Starting at the first pixel the name of the file being hidden is stored. Then after the name (when the algorithm detects an end of the section as described above), the actual data of the file is stored, byte per byte.
To recover the file then an application should first read the file name, and then the file data. Once finished it can create a file with the name obtained and write each retrieved byte.
The idea behind steganography is that you can hide things where it’s not evident that something is concealed.
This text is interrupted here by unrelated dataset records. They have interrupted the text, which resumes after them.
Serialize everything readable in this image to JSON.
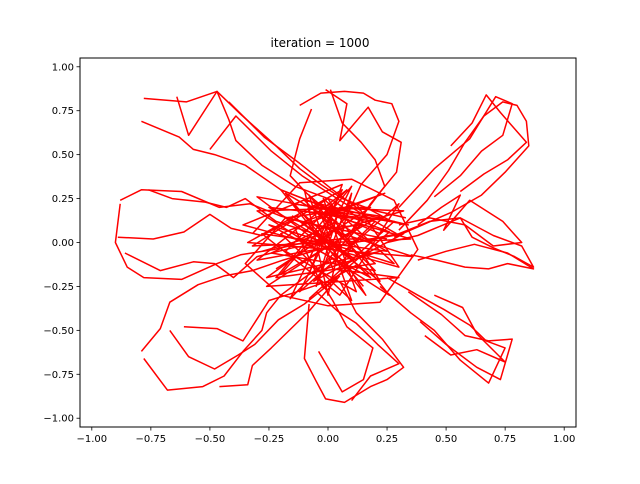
{
  "chart_data": {
    "type": "line",
    "title": "iteration = 1000",
    "xlabel": "",
    "ylabel": "",
    "xlim": [
      -1.05,
      1.05
    ],
    "ylim": [
      -1.05,
      1.05
    ],
    "xticks": [
      -1.0,
      -0.75,
      -0.5,
      -0.25,
      0.0,
      0.25,
      0.5,
      0.75,
      1.0
    ],
    "xtick_labels": [
      "−1.00",
      "−0.75",
      "−0.50",
      "−0.25",
      "0.00",
      "0.25",
      "0.50",
      "0.75",
      "1.00"
    ],
    "yticks": [
      -1.0,
      -0.75,
      -0.5,
      -0.25,
      0.0,
      0.25,
      0.5,
      0.75,
      1.0
    ],
    "ytick_labels": [
      "−1.00",
      "−0.75",
      "−0.50",
      "−0.25",
      "0.00",
      "0.25",
      "0.50",
      "0.75",
      "1.00"
    ],
    "grid": false,
    "line_color": "#ff0000",
    "series": [
      {
        "x": [
          -0.78,
          -0.6,
          -0.47,
          -0.37,
          -0.22,
          -0.12,
          -0.03,
          0.06,
          0.16,
          0.27
        ],
        "y": [
          0.82,
          0.8,
          0.86,
          0.73,
          0.55,
          0.42,
          0.33,
          0.25,
          0.2,
          0.12
        ]
      },
      {
        "x": [
          -0.79,
          -0.63,
          -0.57,
          -0.48,
          -0.35,
          -0.2,
          -0.05,
          0.1,
          0.22
        ],
        "y": [
          0.69,
          0.6,
          0.53,
          0.5,
          0.44,
          0.3,
          0.22,
          0.12,
          0.05
        ]
      },
      {
        "x": [
          -0.64,
          -0.59,
          -0.47,
          -0.42,
          -0.39,
          -0.28,
          -0.14,
          0.02,
          0.15
        ],
        "y": [
          0.83,
          0.61,
          0.86,
          0.7,
          0.58,
          0.44,
          0.32,
          0.24,
          0.12
        ]
      },
      {
        "x": [
          -0.5,
          -0.39,
          -0.24,
          -0.11,
          0.05,
          0.16,
          0.29
        ],
        "y": [
          0.53,
          0.72,
          0.52,
          0.38,
          0.24,
          0.15,
          0.05
        ]
      },
      {
        "x": [
          -0.42,
          -0.27,
          -0.12,
          0.02,
          0.14
        ],
        "y": [
          0.8,
          0.6,
          0.45,
          0.3,
          0.18
        ]
      },
      {
        "x": [
          -0.12,
          -0.03,
          0.07,
          0.15,
          0.2,
          0.27,
          0.3,
          0.25,
          0.14,
          0.08,
          -0.02
        ],
        "y": [
          0.78,
          0.85,
          0.86,
          0.85,
          0.81,
          0.79,
          0.69,
          0.5,
          0.33,
          0.15,
          0.0
        ]
      },
      {
        "x": [
          -0.01,
          0.08,
          0.05,
          0.17,
          0.23,
          0.31,
          0.29,
          0.18,
          0.1
        ],
        "y": [
          0.87,
          0.79,
          0.58,
          0.77,
          0.63,
          0.57,
          0.4,
          0.22,
          0.05
        ]
      },
      {
        "x": [
          -0.07,
          -0.12,
          -0.16,
          -0.09,
          -0.02,
          0.04,
          0.1,
          0.05
        ],
        "y": [
          0.76,
          0.59,
          0.38,
          0.28,
          0.2,
          0.1,
          -0.02,
          -0.15
        ]
      },
      {
        "x": [
          0.01,
          0.06,
          0.14,
          0.2,
          0.24,
          0.15,
          0.08
        ],
        "y": [
          0.87,
          0.68,
          0.57,
          0.47,
          0.32,
          0.16,
          0.03
        ]
      },
      {
        "x": [
          0.3,
          0.42,
          0.51,
          0.58,
          0.66,
          0.74,
          0.8,
          0.84,
          0.85,
          0.75,
          0.65,
          0.52,
          0.4,
          0.28
        ],
        "y": [
          0.07,
          0.24,
          0.41,
          0.57,
          0.72,
          0.8,
          0.78,
          0.69,
          0.55,
          0.4,
          0.27,
          0.17,
          0.1,
          0.03
        ]
      },
      {
        "x": [
          0.3,
          0.45,
          0.6,
          0.71,
          0.78,
          0.74,
          0.65,
          0.56,
          0.45
        ],
        "y": [
          0.2,
          0.42,
          0.59,
          0.83,
          0.79,
          0.61,
          0.52,
          0.38,
          0.26
        ]
      },
      {
        "x": [
          0.52,
          0.61,
          0.67,
          0.73,
          0.84,
          0.76,
          0.66,
          0.56
        ],
        "y": [
          0.55,
          0.68,
          0.84,
          0.74,
          0.57,
          0.47,
          0.39,
          0.29
        ]
      },
      {
        "x": [
          0.25,
          0.38,
          0.47,
          0.56,
          0.61,
          0.7,
          0.79,
          0.87,
          0.82,
          0.7,
          0.56,
          0.43,
          0.3,
          0.18
        ],
        "y": [
          0.0,
          0.04,
          0.09,
          0.14,
          0.03,
          -0.03,
          -0.08,
          -0.14,
          -0.02,
          0.04,
          0.14,
          0.12,
          0.05,
          0.02
        ]
      },
      {
        "x": [
          0.35,
          0.46,
          0.58,
          0.68,
          0.76,
          0.87,
          0.76,
          0.62,
          0.5,
          0.38
        ],
        "y": [
          -0.07,
          -0.1,
          -0.14,
          -0.15,
          -0.12,
          -0.15,
          -0.06,
          -0.01,
          -0.05,
          -0.1
        ]
      },
      {
        "x": [
          0.38,
          0.48,
          0.56,
          0.49,
          0.6,
          0.74,
          0.82,
          0.7,
          0.58,
          0.43,
          0.3
        ],
        "y": [
          0.1,
          0.2,
          0.27,
          0.07,
          0.24,
          0.12,
          0.0,
          -0.02,
          0.1,
          0.14,
          0.1
        ]
      },
      {
        "x": [
          -0.88,
          -0.9,
          -0.85,
          -0.78,
          -0.62,
          -0.47,
          -0.37,
          -0.23,
          -0.1,
          0.05,
          0.2
        ],
        "y": [
          0.22,
          0.0,
          -0.14,
          -0.2,
          -0.21,
          -0.12,
          -0.07,
          -0.04,
          0.0,
          0.02,
          0.02
        ]
      },
      {
        "x": [
          -0.88,
          -0.79,
          -0.62,
          -0.46,
          -0.33,
          -0.2,
          -0.05,
          0.1,
          0.25
        ],
        "y": [
          0.24,
          0.3,
          0.29,
          0.2,
          0.22,
          0.15,
          0.1,
          0.06,
          0.02
        ]
      },
      {
        "x": [
          -0.86,
          -0.71,
          -0.57,
          -0.48,
          -0.4,
          -0.3,
          -0.15,
          0.01
        ],
        "y": [
          -0.06,
          -0.16,
          -0.11,
          -0.12,
          -0.2,
          -0.08,
          -0.03,
          0.0
        ]
      },
      {
        "x": [
          -0.89,
          -0.74,
          -0.61,
          -0.5,
          -0.41,
          -0.28,
          -0.15,
          0.0,
          0.14
        ],
        "y": [
          0.03,
          0.02,
          0.06,
          0.16,
          0.08,
          0.04,
          0.13,
          0.08,
          0.1
        ]
      },
      {
        "x": [
          -0.76,
          -0.66,
          -0.52,
          -0.43,
          -0.35,
          -0.22,
          -0.08,
          0.06
        ],
        "y": [
          0.3,
          0.25,
          0.23,
          0.2,
          0.25,
          0.12,
          0.06,
          -0.02
        ]
      },
      {
        "x": [
          -0.79,
          -0.71,
          -0.67,
          -0.55,
          -0.44,
          -0.32,
          -0.19,
          -0.04
        ],
        "y": [
          -0.62,
          -0.49,
          -0.34,
          -0.24,
          -0.19,
          -0.16,
          -0.1,
          -0.04
        ]
      },
      {
        "x": [
          -0.78,
          -0.68,
          -0.53,
          -0.44,
          -0.36,
          -0.28,
          -0.26,
          -0.2,
          -0.1,
          0.02
        ],
        "y": [
          -0.66,
          -0.84,
          -0.82,
          -0.76,
          -0.62,
          -0.5,
          -0.4,
          -0.3,
          -0.2,
          -0.09
        ]
      },
      {
        "x": [
          -0.67,
          -0.59,
          -0.48,
          -0.38,
          -0.31,
          -0.21,
          -0.1,
          0.04
        ],
        "y": [
          -0.5,
          -0.65,
          -0.72,
          -0.64,
          -0.58,
          -0.44,
          -0.35,
          -0.2
        ]
      },
      {
        "x": [
          -0.61,
          -0.47,
          -0.36,
          -0.25,
          -0.13,
          0.0,
          0.12
        ],
        "y": [
          -0.48,
          -0.49,
          -0.56,
          -0.33,
          -0.28,
          -0.22,
          -0.13
        ]
      },
      {
        "x": [
          -0.46,
          -0.34,
          -0.32,
          -0.24,
          -0.08,
          0.05
        ],
        "y": [
          -0.82,
          -0.81,
          -0.7,
          -0.6,
          -0.39,
          -0.19
        ]
      },
      {
        "x": [
          0.25,
          0.38,
          0.49,
          0.6,
          0.67,
          0.75,
          0.68,
          0.56,
          0.45,
          0.35,
          0.22
        ],
        "y": [
          -0.2,
          -0.3,
          -0.38,
          -0.47,
          -0.56,
          -0.6,
          -0.8,
          -0.67,
          -0.5,
          -0.4,
          -0.25
        ]
      },
      {
        "x": [
          0.34,
          0.48,
          0.58,
          0.68,
          0.78,
          0.73,
          0.63,
          0.5,
          0.39
        ],
        "y": [
          -0.28,
          -0.41,
          -0.53,
          -0.56,
          -0.55,
          -0.78,
          -0.71,
          -0.58,
          -0.45
        ]
      },
      {
        "x": [
          0.45,
          0.57,
          0.63,
          0.75,
          0.63,
          0.52,
          0.41
        ],
        "y": [
          -0.3,
          -0.37,
          -0.52,
          -0.68,
          -0.61,
          -0.64,
          -0.53
        ]
      },
      {
        "x": [
          -0.08,
          -0.1,
          -0.05,
          -0.01,
          0.07,
          0.18,
          0.25,
          0.32,
          0.23,
          0.12,
          0.05
        ],
        "y": [
          -0.35,
          -0.66,
          -0.79,
          -0.89,
          -0.91,
          -0.82,
          -0.78,
          -0.71,
          -0.55,
          -0.4,
          -0.22
        ]
      },
      {
        "x": [
          -0.04,
          0.06,
          0.15,
          0.19,
          0.08,
          0.02,
          -0.04
        ],
        "y": [
          -0.62,
          -0.85,
          -0.78,
          -0.6,
          -0.48,
          -0.33,
          -0.2
        ]
      },
      {
        "x": [
          0.1,
          0.18,
          0.3,
          0.21,
          0.12,
          0.04,
          -0.05
        ],
        "y": [
          -0.9,
          -0.76,
          -0.69,
          -0.58,
          -0.46,
          -0.39,
          -0.28
        ]
      },
      {
        "x": [
          -0.1,
          0.0,
          0.1,
          -0.05,
          0.05,
          -0.2,
          0.22,
          -0.15,
          0.18,
          -0.25,
          0.28,
          -0.02,
          0.12,
          -0.18,
          0.08,
          -0.3,
          0.32,
          -0.06,
          0.2,
          -0.12
        ],
        "y": [
          0.3,
          -0.3,
          0.28,
          -0.25,
          0.2,
          -0.18,
          0.15,
          0.22,
          -0.2,
          0.1,
          -0.12,
          0.25,
          -0.28,
          -0.05,
          0.3,
          -0.1,
          0.05,
          -0.22,
          0.12,
          0.18
        ]
      },
      {
        "x": [
          0.15,
          -0.18,
          0.25,
          -0.28,
          0.05,
          0.3,
          -0.12,
          0.1,
          -0.22,
          0.2,
          -0.05,
          0.35,
          -0.32,
          0.0,
          0.22,
          -0.15,
          0.12,
          -0.25,
          0.28,
          -0.08
        ],
        "y": [
          -0.25,
          0.28,
          -0.05,
          0.05,
          -0.3,
          0.22,
          -0.28,
          0.32,
          -0.2,
          -0.12,
          0.18,
          0.02,
          -0.02,
          0.25,
          -0.22,
          0.15,
          -0.1,
          0.2,
          0.12,
          -0.32
        ]
      },
      {
        "x": [
          -0.22,
          0.18,
          -0.3,
          0.26,
          -0.08,
          0.02,
          0.3,
          -0.26,
          0.14,
          -0.16,
          0.06,
          -0.34,
          0.36,
          -0.1,
          0.24,
          -0.2,
          0.1,
          -0.04,
          0.32,
          -0.28
        ],
        "y": [
          -0.15,
          0.2,
          0.18,
          -0.3,
          0.27,
          -0.15,
          -0.2,
          -0.25,
          0.1,
          -0.32,
          0.3,
          0.0,
          -0.08,
          0.12,
          0.28,
          0.05,
          -0.33,
          0.2,
          0.18,
          -0.05
        ]
      },
      {
        "x": [
          0.04,
          -0.24,
          0.2,
          -0.1,
          0.34,
          -0.3,
          0.08,
          0.16,
          -0.2,
          0.26,
          -0.02,
          -0.14,
          0.12,
          0.3,
          -0.36,
          0.06,
          -0.08,
          0.22,
          -0.26,
          0.0
        ],
        "y": [
          0.12,
          -0.06,
          -0.16,
          0.24,
          0.1,
          0.26,
          -0.12,
          -0.3,
          0.3,
          0.06,
          -0.26,
          0.08,
          0.22,
          -0.14,
          0.1,
          0.33,
          -0.18,
          -0.05,
          -0.2,
          0.05
        ]
      },
      {
        "x": [
          -0.32,
          -0.12,
          0.1,
          0.28,
          0.38,
          0.22,
          0.0,
          -0.2,
          -0.35,
          -0.18,
          0.14,
          0.33
        ],
        "y": [
          0.05,
          0.34,
          0.36,
          0.24,
          -0.04,
          -0.34,
          -0.36,
          -0.3,
          -0.12,
          0.14,
          0.2,
          0.14
        ]
      }
    ]
  }
}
Unfortunately, this common mechanism is widely known and studied and there are several countermeasures, based mostly on statistical analysis and histograms of pixel color distribution (because this technique is not symmetric, you can investigate LSB Matching for a fix to this problem).
To overcome this you can encrypt the data before embedding it in the file which will make obtaining the original file even harder. This file is not encrypted but the tool outlined at the end of the article supports encryption by providing a password.
So with all this information, you should be able to find the hidden file in the picture of Amsterdam. It could be a good opportunity to test bitwise operators and operations in your favorite language.
If you want to discover the hidden file and don’t want to build an application to do it you can use a simple tool I built for this post: Steganography command line tool
Just install the tool and do
$> steganography dig-up amsterdam.png .
This will extract the embedded file in the current folder (enjoy it, it's a beautiful short story).